Belakangan, pihak kejaksaan menyatakan akan segera mengeksekusi vonis Silfester. “Informasi dari pihak Kejari Jakarta Selatan hari ini diundang yang bersangkutan. Kalau dia enggak datang ya silakan saja, kami harus eksekusi,” ujar Anang Supriatna yang saat ini menjabat sebagai Kepala Pusat Penerangan Hukum Kejagung, di Gedung Kejagung, Senin, 4 Agustus 2025.

Menanggapi rencana eksekusi tersebut, Silfester menyatakan siap menjalani proses hukum. “Enggak ada masalah (kalau akhirnya dipenjara),” katanya di Polda Metro Jaya pada hari yang sama.

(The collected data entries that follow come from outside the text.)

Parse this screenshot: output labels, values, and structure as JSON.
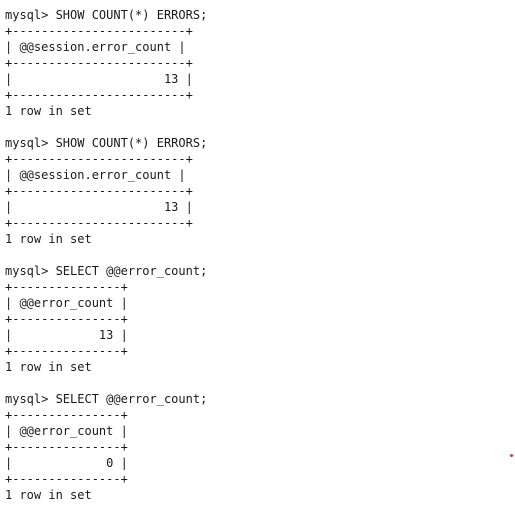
{
  "blocks": [
    {
      "prompt": "mysql> SHOW COUNT(*) ERRORS;",
      "border": "+------------------------+",
      "header": "| @@session.error_count |",
      "row": "|                     13 |",
      "footer": "1 row in set"
    },
    {
      "prompt": "mysql> SHOW COUNT(*) ERRORS;",
      "border": "+------------------------+",
      "header": "| @@session.error_count |",
      "row": "|                     13 |",
      "footer": "1 row in set"
    },
    {
      "prompt": "mysql> SELECT @@error_count;",
      "border": "+---------------+",
      "header": "| @@error_count |",
      "row": "|            13 |",
      "footer": "1 row in set"
    },
    {
      "prompt": "mysql> SELECT @@error_count;",
      "border": "+---------------+",
      "header": "| @@error_count |",
      "row": "|             0 |",
      "footer": "1 row in set"
    }
  ],
  "colors": {
    "background": "#ffffff",
    "text": "#1a1a1a",
    "stray_dot": "#e03030"
  }
}
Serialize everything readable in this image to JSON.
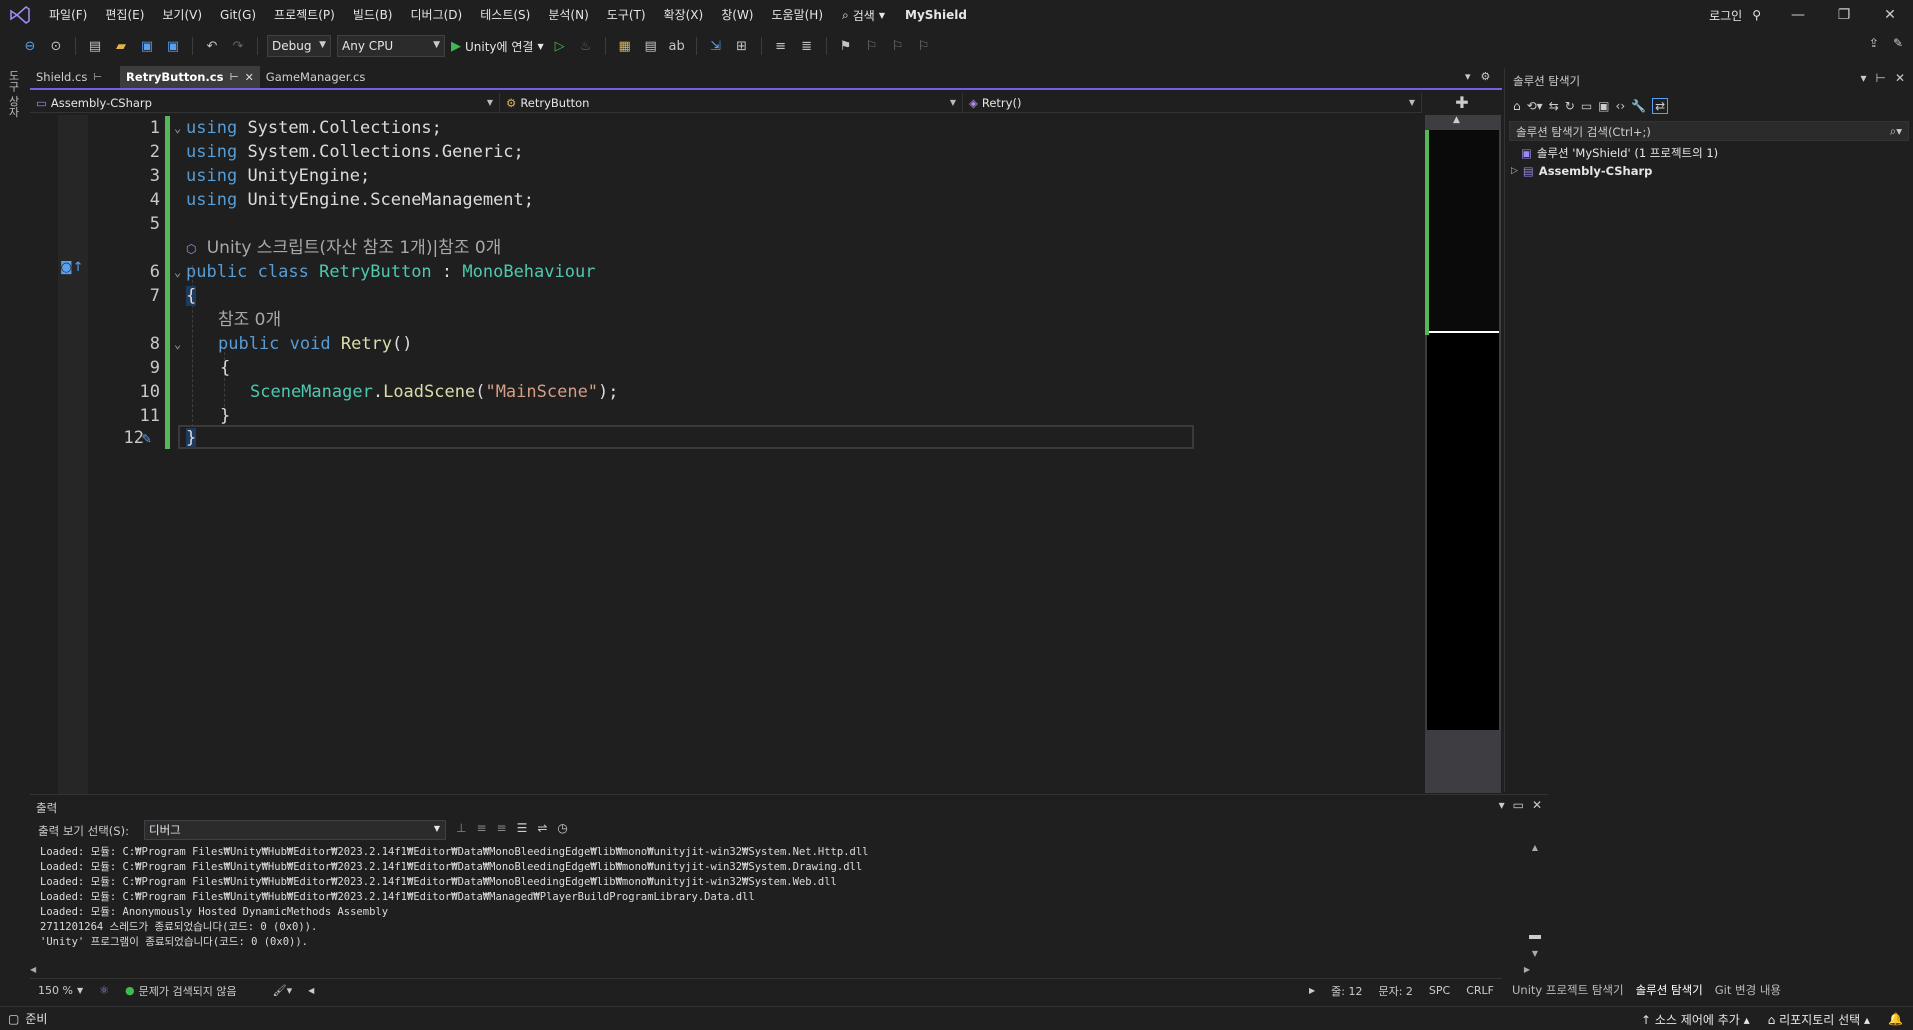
{
  "menu": {
    "items": [
      "파일(F)",
      "편집(E)",
      "보기(V)",
      "Git(G)",
      "프로젝트(P)",
      "빌드(B)",
      "디버그(D)",
      "테스트(S)",
      "분석(N)",
      "도구(T)",
      "확장(X)",
      "창(W)",
      "도움말(H)"
    ],
    "search_label": "검색",
    "solution_name": "MyShield",
    "login": "로그인"
  },
  "toolbar": {
    "config": "Debug",
    "platform": "Any CPU",
    "run_label": "Unity에 연결"
  },
  "left_strip_label": "도구 상자",
  "tabs": [
    {
      "label": "Shield.cs",
      "active": false,
      "pinned": true
    },
    {
      "label": "RetryButton.cs",
      "active": true,
      "pinned": true
    },
    {
      "label": "GameManager.cs",
      "active": false,
      "pinned": false
    }
  ],
  "navbar": {
    "project": "Assembly-CSharp",
    "type": "RetryButton",
    "member": "Retry()"
  },
  "code": {
    "line_numbers": [
      "1",
      "2",
      "3",
      "4",
      "5",
      "6",
      "7",
      "8",
      "9",
      "10",
      "11",
      "12"
    ],
    "using1_kw": "using",
    "using1_ns": "System.Collections;",
    "using2_kw": "using",
    "using2_ns": "System.Collections.Generic;",
    "using3_kw": "using",
    "using3_ns": "UnityEngine;",
    "using4_kw": "using",
    "using4_ns": "UnityEngine.SceneManagement;",
    "codelens_class": "Unity 스크립트(자산 참조 1개)|참조 0개",
    "class_mods": "public class",
    "class_name": "RetryButton",
    "class_sep": " : ",
    "class_base": "MonoBehaviour",
    "open_brace": "{",
    "codelens_method": "참조 0개",
    "method_mods": "public void",
    "method_name": "Retry",
    "method_parens": "()",
    "inner_open": "{",
    "call_type": "SceneManager",
    "call_dot": ".",
    "call_method": "LoadScene",
    "call_open": "(",
    "call_arg": "\"MainScene\"",
    "call_close": ");",
    "inner_close": "}",
    "close_brace": "}"
  },
  "solution_explorer": {
    "title": "솔루션 탐색기",
    "search_placeholder": "솔루션 탐색기 검색(Ctrl+;)",
    "solution_node": "솔루션 'MyShield' (1 프로젝트의 1)",
    "project_node": "Assembly-CSharp"
  },
  "output": {
    "title": "출력",
    "show_label": "출력 보기 선택(S):",
    "source": "디버그",
    "lines": [
      "Loaded: 모듈: C:₩Program Files₩Unity₩Hub₩Editor₩2023.2.14f1₩Editor₩Data₩MonoBleedingEdge₩lib₩mono₩unityjit-win32₩System.Net.Http.dll",
      "Loaded: 모듈: C:₩Program Files₩Unity₩Hub₩Editor₩2023.2.14f1₩Editor₩Data₩MonoBleedingEdge₩lib₩mono₩unityjit-win32₩System.Drawing.dll",
      "Loaded: 모듈: C:₩Program Files₩Unity₩Hub₩Editor₩2023.2.14f1₩Editor₩Data₩MonoBleedingEdge₩lib₩mono₩unityjit-win32₩System.Web.dll",
      "Loaded: 모듈: C:₩Program Files₩Unity₩Hub₩Editor₩2023.2.14f1₩Editor₩Data₩Managed₩PlayerBuildProgramLibrary.Data.dll",
      "Loaded: 모듈: Anonymously Hosted DynamicMethods Assembly",
      "2711201264 스레드가 종료되었습니다(코드: 0 (0x0)).",
      "'Unity' 프로그램이 종료되었습니다(코드: 0 (0x0))."
    ]
  },
  "editor_status": {
    "zoom": "150 %",
    "issues": "문제가 검색되지 않음",
    "line": "줄: 12",
    "col": "문자: 2",
    "ws": "SPC",
    "eol": "CRLF"
  },
  "bottom_tabs": [
    "Unity 프로젝트 탐색기",
    "솔루션 탐색기",
    "Git 변경 내용"
  ],
  "status": {
    "ready": "준비",
    "source_control": "소스 제어에 추가",
    "repo": "리포지토리 선택"
  },
  "colors": {
    "accent": "#7160e8",
    "change_bar": "#57b65a"
  }
}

Namun, ia mengaku belum menerima surat penahanan dari kejaksaan.

Menurutnya, permasalahan dengan Jusuf Kalla sudah selesai di luar pengadilan. “Itu sudah selesai dengan adanya perdamaian. Bahkan saya beberapa kali bertemu dengan Jusuf Kalla dan kami berhubungan baik. Dan proses hukum juga sudah saya jalani,” kata Silfester.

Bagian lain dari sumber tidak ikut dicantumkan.